ML promises to be profoundly weird
Nature of LLMs: “Bullshit machines” vs human fallibility
- Many agree LLMs often generate fluent but ungrounded text; “bullshit” is used in the Frankfurt sense: output unconcerned with truth, not deliberate lying.
- Some argue humans also confabulate and self‑deceive; differences are of degree and scale, not kind.
- Others push back: humans have metacognition, can genuinely know they don’t know, have goals and values, and care (at least sometimes) about truth; LLMs just emit statistically likely tokens.
- Several warn against sloppy anthropomorphism: “hallucination” and “confabulation” are metaphors, not literal cognitive processes.

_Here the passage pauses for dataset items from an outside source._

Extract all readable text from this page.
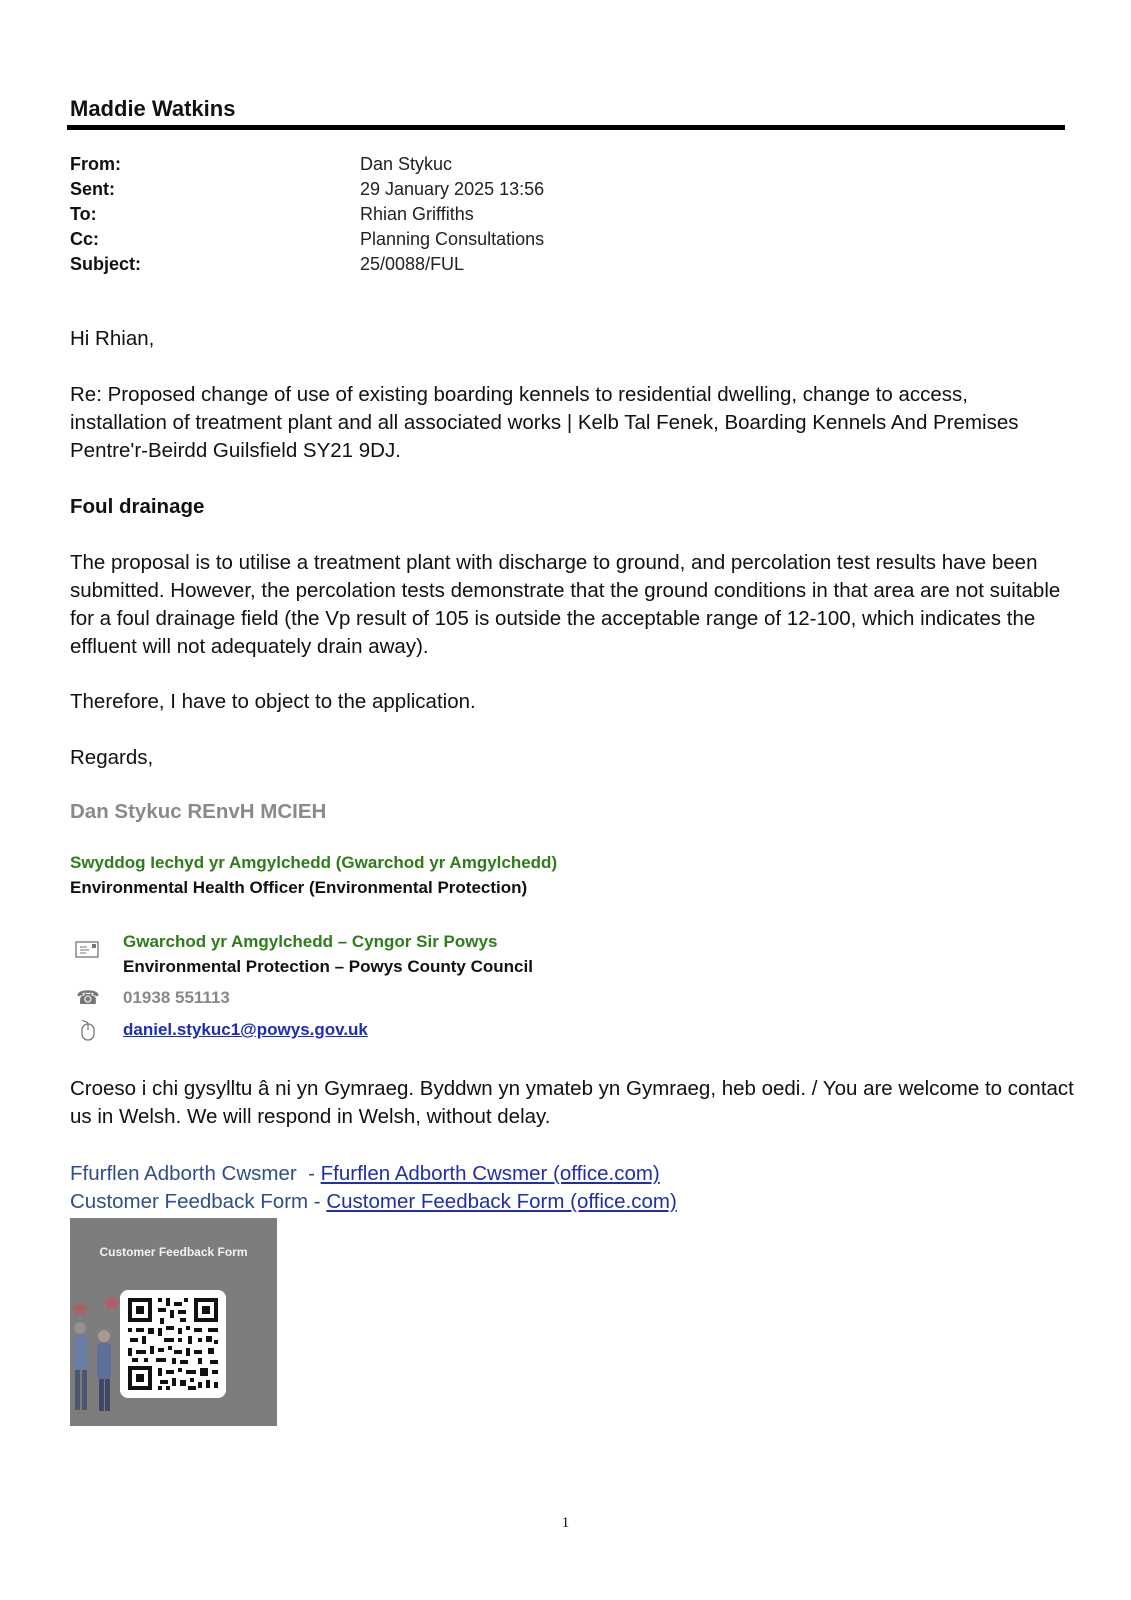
Maddie Watkins
From:	Dan Stykuc
Sent:	29 January 2025 13:56
To:	Rhian Griffiths
Cc:	Planning Consultations
Subject:	25/0088/FUL
Hi Rhian,
Re: Proposed change of use of existing boarding kennels to residential dwelling, change to access, installation of treatment plant and all associated works | Kelb Tal Fenek, Boarding Kennels And Premises Pentre'r-Beirdd Guilsfield SY21 9DJ.
Foul drainage
The proposal is to utilise a treatment plant with discharge to ground, and percolation test results have been submitted. However, the percolation tests demonstrate that the ground conditions in that area are not suitable for a foul drainage field (the Vp result of 105 is outside the acceptable range of 12-100, which indicates the effluent will not adequately drain away).
Therefore, I have to object to the application.
Regards,
Dan Stykuc REnvH MCIEH
Swyddog Iechyd yr Amgylchedd (Gwarchod yr Amgylchedd)
Environmental Health Officer (Environmental Protection)
Gwarchod yr Amgylchedd – Cyngor Sir Powys
Environmental Protection – Powys County Council
☎ 01938 551113
daniel.stykuc1@powys.gov.uk
Croeso i chi gysylltu â ni yn Gymraeg. Byddwn yn ymateb yn Gymraeg, heb oedi. / You are welcome to contact us in Welsh. We will respond in Welsh, without delay.
Ffurflen Adborth Cwsmer  - Ffurflen Adborth Cwsmer (office.com)
Customer Feedback Form - Customer Feedback Form (office.com)
Customer Feedback Form
1
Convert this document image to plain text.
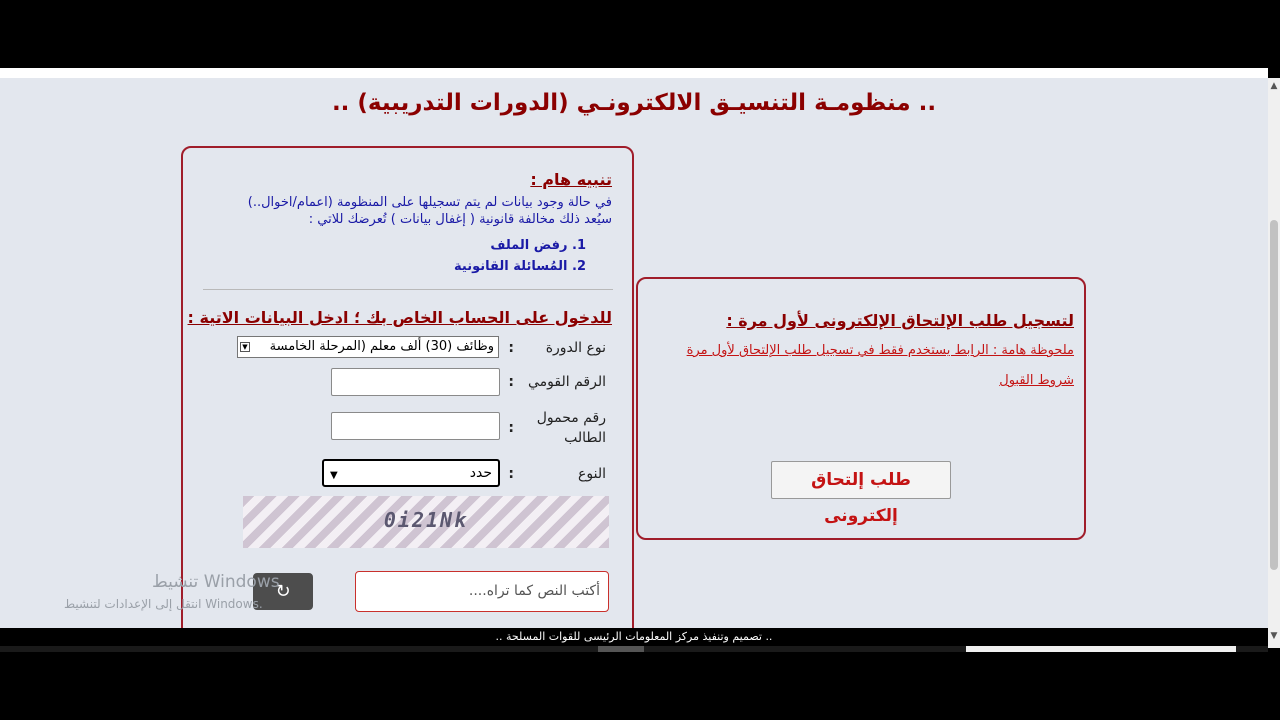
.. منظومـة التنسيـق الالكترونـي (الدورات التدريبية) ..
تنبيه هام :
في حالة وجود بيانات لم يتم تسجيلها على المنظومة (اعمام/اخوال..)
سيُعد ذلك مخالفة قانونية ( إغفال بيانات ) تُعرضك للاتي :
1. رفض الملف
2. المُسائلة القانونية
للدخول على الحساب الخاص بك ؛ ادخل البيانات الاتية :
نوع الدورة
:
وظائف (30) ألف معلم (المرحلة الخامسة
▼
الرقم القومي
:
رقم محمول
الطالب
:
النوع
:
حدد
▼
0i21Nk
↻	أكتب النص كما تراه....
لتسجيل طلب الإلتحاق الإلكترونى لأول مرة :
ملحوظة هامة : الرابط يستخدم فقط في تسجيل طلب الإلتحاق لأول مرة
شروط القبول
طلب إلتحاق إلكترونى
تنشيط Windows
انتقل إلى الإعدادات لتنشيط Windows.
▲
▼
.. تصميم وتنفيذ مركز المعلومات الرئيسى للقوات المسلحة ..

Reliability, hallucinations, and evaluation
- Broad consensus that models can be extremely helpful yet still unreliable, with failure modes unlike typical humans (can do complex code but fail on trivial factual or logical tasks).
- Strong disagreement over current error rates: some claim near‑perfect performance with short text prompts and top models (e.g., “thinking” modes with tools); others provide concrete counterexamples and cite benchmarks with high hallucination rates in factual QA.
- A long sub‑thread debates a “challenge” to make GPT-5.4-thinking hallucinate on ≤4 pages of text, with back‑and‑forth over methodology, versions, and what counts as falsification.
- Several emphasize that even low single‑digit hallucination rates are unacceptable in high‑stakes domains and that “confidence scores” from models about their own answers are likely meaningless.
Productive uses and guardrails
- Many practitioners report large productivity gains in software development: drafting code, writing tests, refactoring, migrating frameworks, etc., provided every line is reviewed and tested.
- Tools and unit tests act as strong external verifiers; this is seen as missing in many non‑programming domains.
- Others describe models confidently producing wrong or dangerous code, or “gaslighting” users about bugs, reinforcing the need for tight oversight.
Scale, deployment, and social harms
- Concern that LLMs enable misinformation, spam, deepfakes, and political manipulation at unprecedented scale, amplifying Brandolini’s law (cheap to generate bullshit, costly to refute).
- Debate over capitalism’s role: some see AI as another profit‑maximizing tool with harmful externalities; others frame capitalism as a neutral tool misused when unregulated.
- Analogy to the Industrial Revolution: AI as “industrialization of information” raising questions about ownership, copyright, and the incentives for humans to keep creating public content that can be endlessly harvested.
Architecture, scaling, and future progress
- The article’s suggestion that progress is mostly “more parameters” is disputed; commenters note modern gains from architectural and training advances (MoE, attention variants, reasoning RL, tool use), not just size.
- Some think we’re hitting data and scaling limits without a new “Attention is All You Need”-level breakthrough; others expect more breakthroughs but acknowledge growing costs.
Intelligence, consciousness, and the Turing test
- Many see LLMs as powerful pattern‑matching and text‑transformation engines, not minds with world models, object permanence, or “souls.”
- Others argue that if consciousness is tied to certain computational or feedback patterns, advanced models plus agentic harnesses might eventually qualify.
- Turing‑test claims are contested: experienced users report distinctive LLM “tells” over longer interactions, especially as context windows are exhausted.